- Born: Luciano Leitão Pedrosa 24 August 1965
- Died: 9 April 2011 (aged 45) Pernambuco, Brazil
- Occupations: TV presenter and radio journalist
- Employer(s): TV Vitória & Metropolitana FM
- Known for: Crime beat

= Luciano Leitão Pedrosa =

Brazilian television presenter and a radio host (1965–2011)

Luciano Leitão Pedrosa (24 August 1965 – 9 April 2011), was a television presenter and a radio host in Brazil, who was known for his broadcasts about crime and politics. According to the Committee to Protect Journalists, the local media had reported that Pedrosa had received threats before he was killed. Police investigations at first did not follow the lead about threats as a motive but would later return to that as the motive and arrest two brothers and an accomplice who had threatened him.
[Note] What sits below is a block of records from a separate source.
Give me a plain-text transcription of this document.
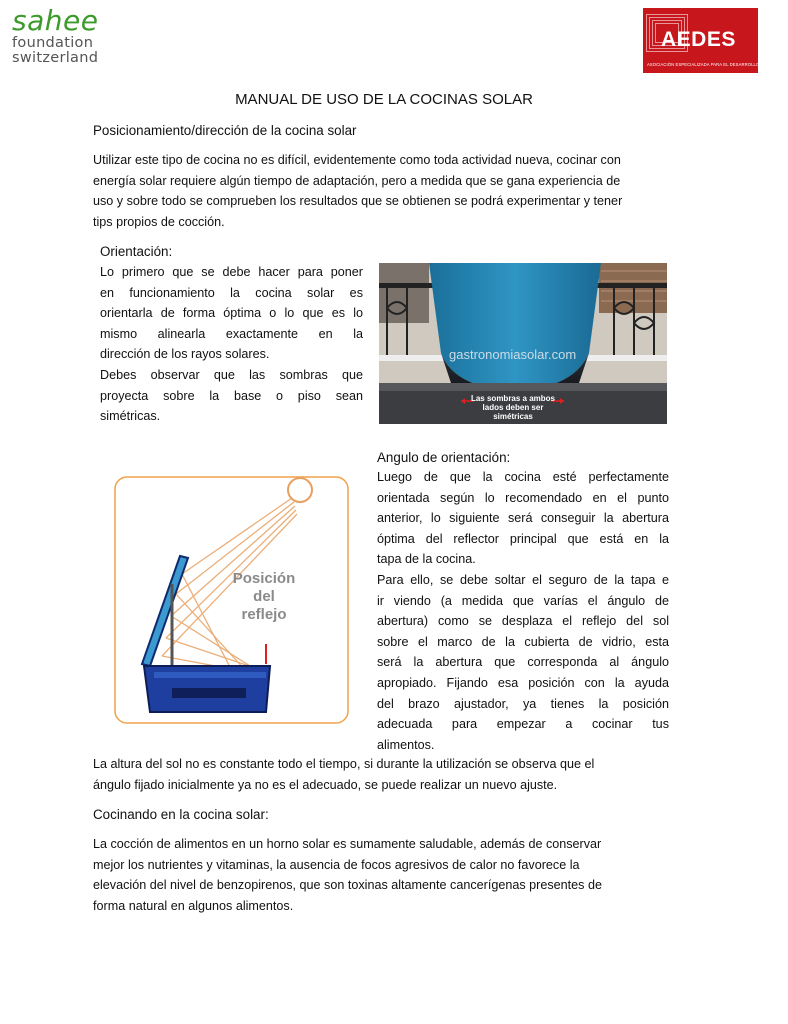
sahee
foundation
switzerland
AEDES
ASOCIACIÓN ESPECIALIZADA PARA EL DESARROLLO SOSTENIBLE
MANUAL DE USO DE LA COCINAS SOLAR
Posicionamiento/dirección de la cocina solar
Utilizar este tipo de cocina no es difícil, evidentemente como toda actividad nueva, cocinar con
energía solar requiere algún tiempo de adaptación, pero a medida que se gana experiencia de
uso y sobre todo se comprueben los resultados que se obtienen se podrá experimentar y tener
tips propios de cocción.
Orientación:
Lo primero que se debe hacer para poner
en funcionamiento la cocina solar es
orientarla de forma óptima o lo que es lo
mismo alinearla exactamente en la
dirección de los rayos solares.
Debes observar que las sombras que
proyecta sobre la base o piso sean
simétricas.
gastronomiasolar.com
Las sombras a ambos
lados deben ser
simétricas
Angulo de orientación:
Luego de que la cocina esté perfectamente
orientada según lo recomendado en el punto
anterior, lo siguiente será conseguir la abertura
óptima del reflector principal que está en la
tapa de la cocina.
Para ello, se debe soltar el seguro de la tapa e
ir viendo (a medida que varías el ángulo de
abertura) como se desplaza el reflejo del sol
sobre el marco de la cubierta de vidrio, esta
será la abertura que corresponda al ángulo
apropiado. Fijando esa posición con la ayuda
del brazo ajustador, ya tienes la posición
adecuada para empezar a cocinar tus
alimentos.
Posición
del
reflejo
La altura del sol no es constante todo el tiempo, si durante la utilización se observa que el
ángulo fijado inicialmente ya no es el adecuado, se puede realizar un nuevo ajuste.
Cocinando en la cocina solar:
La cocción de alimentos en un horno solar es sumamente saludable, además de conservar
mejor los nutrientes y vitaminas, la ausencia de focos agresivos de calor no favorece la
elevación del nivel de benzopirenos, que son toxinas altamente cancerígenas presentes de
forma natural en algunos alimentos.
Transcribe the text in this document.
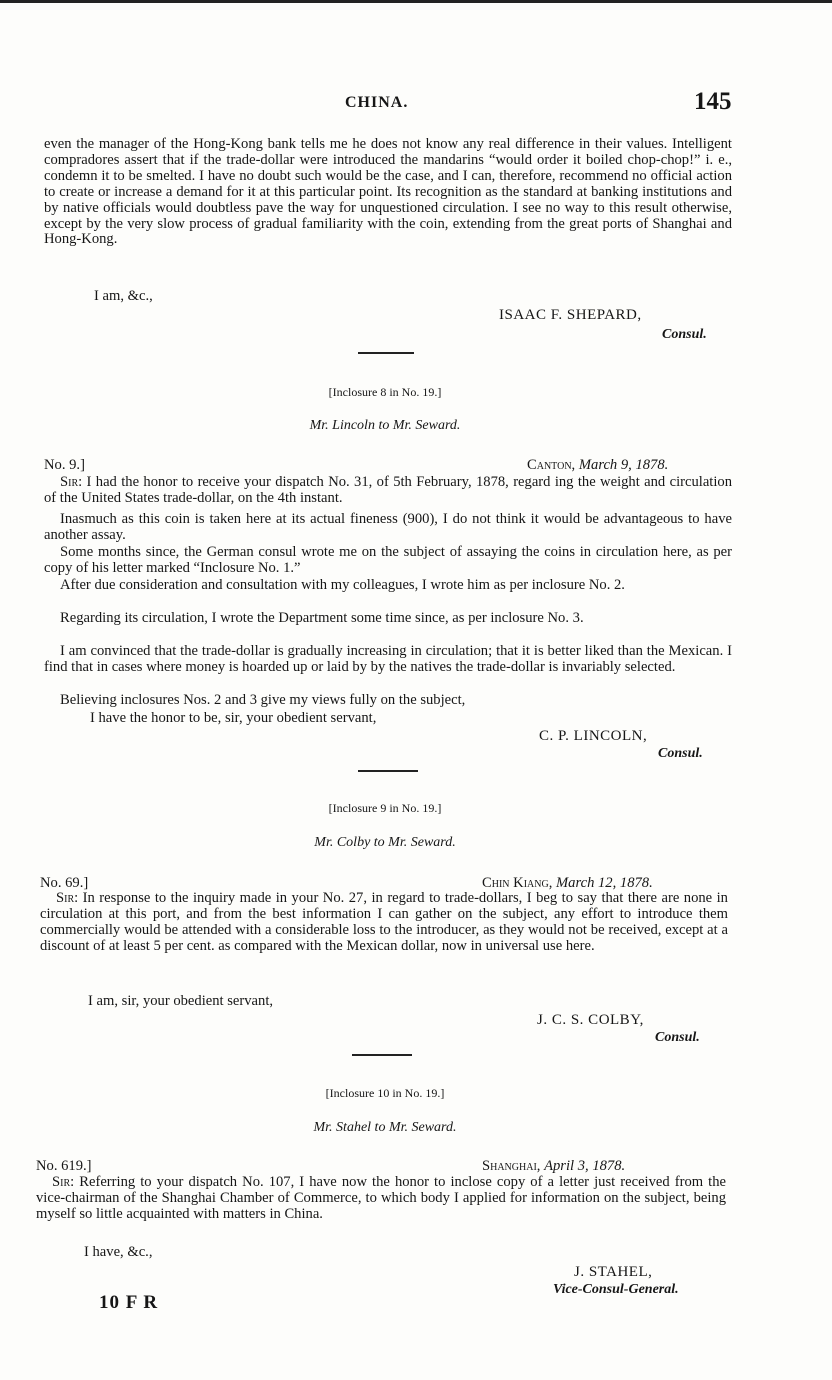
CHINA.	145

even the manager of the Hong-Kong bank tells me he does not know any real difference in their values. Intelligent compradores assert that if the trade-dollar were introduced the mandarins “would order it boiled chop-chop!” i. e., condemn it to be smelted. I have no doubt such would be the case, and I can, therefore, recommend no official action to create or increase a demand for it at this particular point. Its recognition as the standard at banking institutions and by native officials would doubtless pave the way for unquestioned circulation. I see no way to this result otherwise, except by the very slow process of gradual familiarity with the coin, extending from the great ports of Shanghai and Hong-Kong.

I am, &c.,
ISAAC F. SHEPARD,
Consul.
[Inclosure 8 in No. 19.]
Mr. Lincoln to Mr. Seward.
No. 9.]	Canton, March 9, 1878.

Sir: I had the honor to receive your dispatch No. 31, of 5th February, 1878, regard ing the weight and circulation of the United States trade-dollar, on the 4th instant.

Inasmuch as this coin is taken here at its actual fineness (900), I do not think it would be advantageous to have another assay.

Some months since, the German consul wrote me on the subject of assaying the coins in circulation here, as per copy of his letter marked “Inclosure No. 1.”

After due consideration and consultation with my colleagues, I wrote him as per inclosure No. 2.

Regarding its circulation, I wrote the Department some time since, as per inclosure No. 3.

I am convinced that the trade-dollar is gradually increasing in circulation; that it is better liked than the Mexican. I find that in cases where money is hoarded up or laid by by the natives the trade-dollar is invariably selected.

Believing inclosures Nos. 2 and 3 give my views fully on the subject,

I have the honor to be, sir, your obedient servant,
C. P. LINCOLN,
Consul.
[Inclosure 9 in No. 19.]
Mr. Colby to Mr. Seward.
No. 69.]	Chin Kiang, March 12, 1878.

Sir: In response to the inquiry made in your No. 27, in regard to trade-dollars, I beg to say that there are none in circulation at this port, and from the best information I can gather on the subject, any effort to introduce them commercially would be attended with a considerable loss to the introducer, as they would not be received, except at a discount of at least 5 per cent. as compared with the Mexican dollar, now in universal use here.

I am, sir, your obedient servant,
J. C. S. COLBY,
Consul.
[Inclosure 10 in No. 19.]
Mr. Stahel to Mr. Seward.
No. 619.]	Shanghai, April 3, 1878.

Sir: Referring to your dispatch No. 107, I have now the honor to inclose copy of a letter just received from the vice-chairman of the Shanghai Chamber of Commerce, to which body I applied for information on the subject, being myself so little acquainted with matters in China.

I have, &c.,
J. STAHEL,
Vice-Consul-General.
10 F R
Since 1992, 17 other Brazilian journalists have been killed for their reporting before Pedrosa and confirmed by the CPJ.

==Career==
Luciano Leitão Pedrosa was a TV and radio public affairs programming host working for TV Vitória and Radio Metropolitana FM radio station. His TV show "Ação e Cidadania," which means "Action and Citizenship," aired for seven years.

==Death==
Luciano Leitão Pedrosa was shot and killed at a restaurant in Vitoria de Santo Antao, Pernambuco on the evening of 9 April 2011. The killer shot Pedrosa in the head after firing several shots and before leaving the scene of the crime on a motorcycle operated by an accomplice. According to the Diário de Pernambuco, Pedrosa had been threatened but did not report those threats.
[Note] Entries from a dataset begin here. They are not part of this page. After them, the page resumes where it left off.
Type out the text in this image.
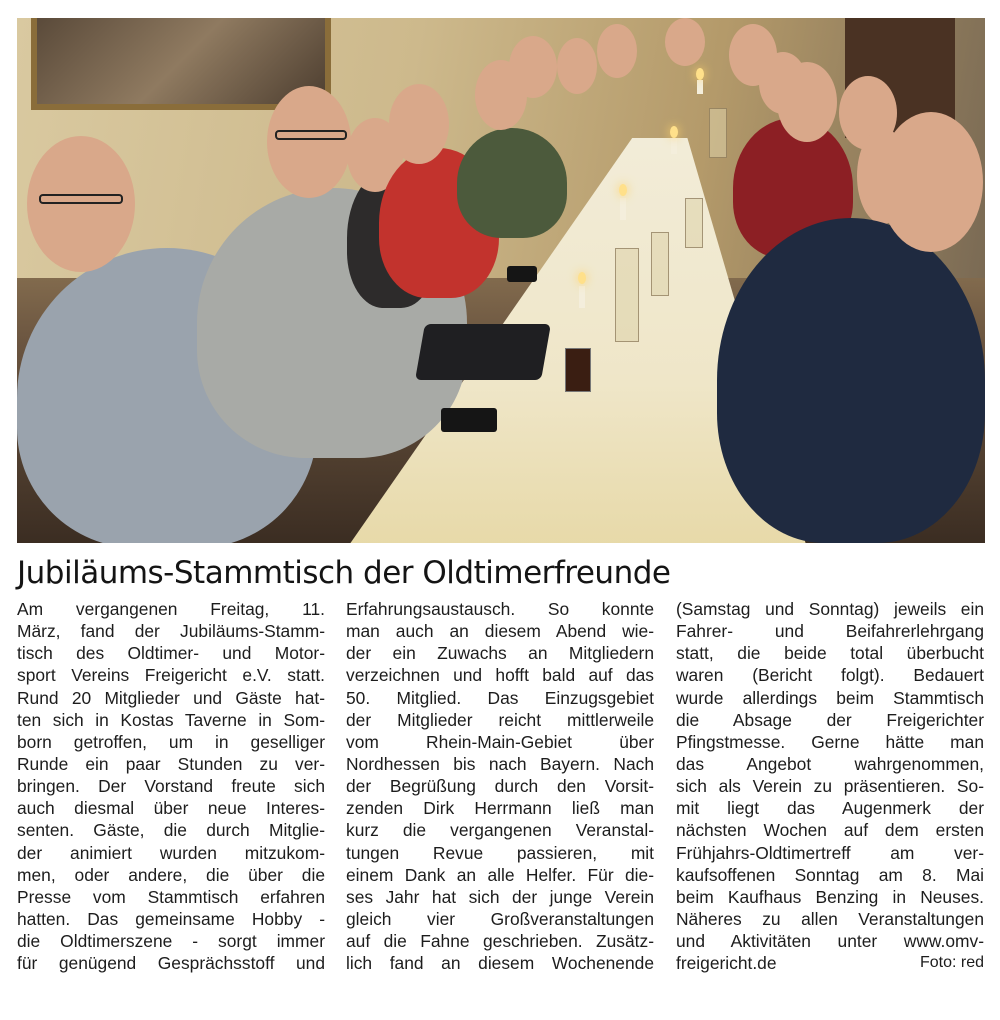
Jubiläums-Stammtisch der Oldtimerfreunde
Am vergangenen Freitag, 11.
März, fand der Jubiläums-Stamm-
tisch des Oldtimer- und Motor-
sport Vereins Freigericht e.V. statt.
Rund 20 Mitglieder und Gäste hat-
ten sich in Kostas Taverne in Som-
born getroffen, um in geselliger
Runde ein paar Stunden zu ver-
bringen. Der Vorstand freute sich
auch diesmal über neue Interes-
senten. Gäste, die durch Mitglie-
der animiert wurden mitzukom-
men, oder andere, die über die
Presse vom Stammtisch erfahren
hatten. Das gemeinsame Hobby -
die Oldtimerszene - sorgt immer
für genügend Gesprächsstoff und
Erfahrungsaustausch. So konnte
man auch an diesem Abend wie-
der ein Zuwachs an Mitgliedern
verzeichnen und hofft bald auf das
50. Mitglied. Das Einzugsgebiet
der Mitglieder reicht mittlerweile
vom Rhein-Main-Gebiet über
Nordhessen bis nach Bayern. Nach
der Begrüßung durch den Vorsit-
zenden Dirk Herrmann ließ man
kurz die vergangenen Veranstal-
tungen Revue passieren, mit
einem Dank an alle Helfer. Für die-
ses Jahr hat sich der junge Verein
gleich vier Großveranstaltungen
auf die Fahne geschrieben. Zusätz-
lich fand an diesem Wochenende
(Samstag und Sonntag) jeweils ein
Fahrer- und Beifahrerlehrgang
statt, die beide total überbucht
waren (Bericht folgt). Bedauert
wurde allerdings beim Stammtisch
die Absage der Freigerichter
Pfingstmesse. Gerne hätte man
das Angebot wahrgenommen,
sich als Verein zu präsentieren. So-
mit liegt das Augenmerk der
nächsten Wochen auf dem ersten
Frühjahrs-Oldtimertreff am ver-
kaufsoffenen Sonntag am 8. Mai
beim Kaufhaus Benzing in Neuses.
Näheres zu allen Veranstaltungen
und Aktivitäten unter www.omv-
freigericht.de	Foto: red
In all four people became the target of police investigations that had grown out of threats involving reports Pedrosa had made about drug trafficking, but one of those individuals was killed before his arrest.

==Reactions==
Irina Bokova, director-general of UNESCO, said, "Journalists must be free to work without fear. The public debate to which they contribute lies at the heart of democratic governance. The murder of Luciano Leitão Pedrosa is a direct attack against this debate, and against the basic human right of freedom of expression."

==Personal==
He was buried at the St. Sebastian Cemetery in Vitoria de Santo Antao.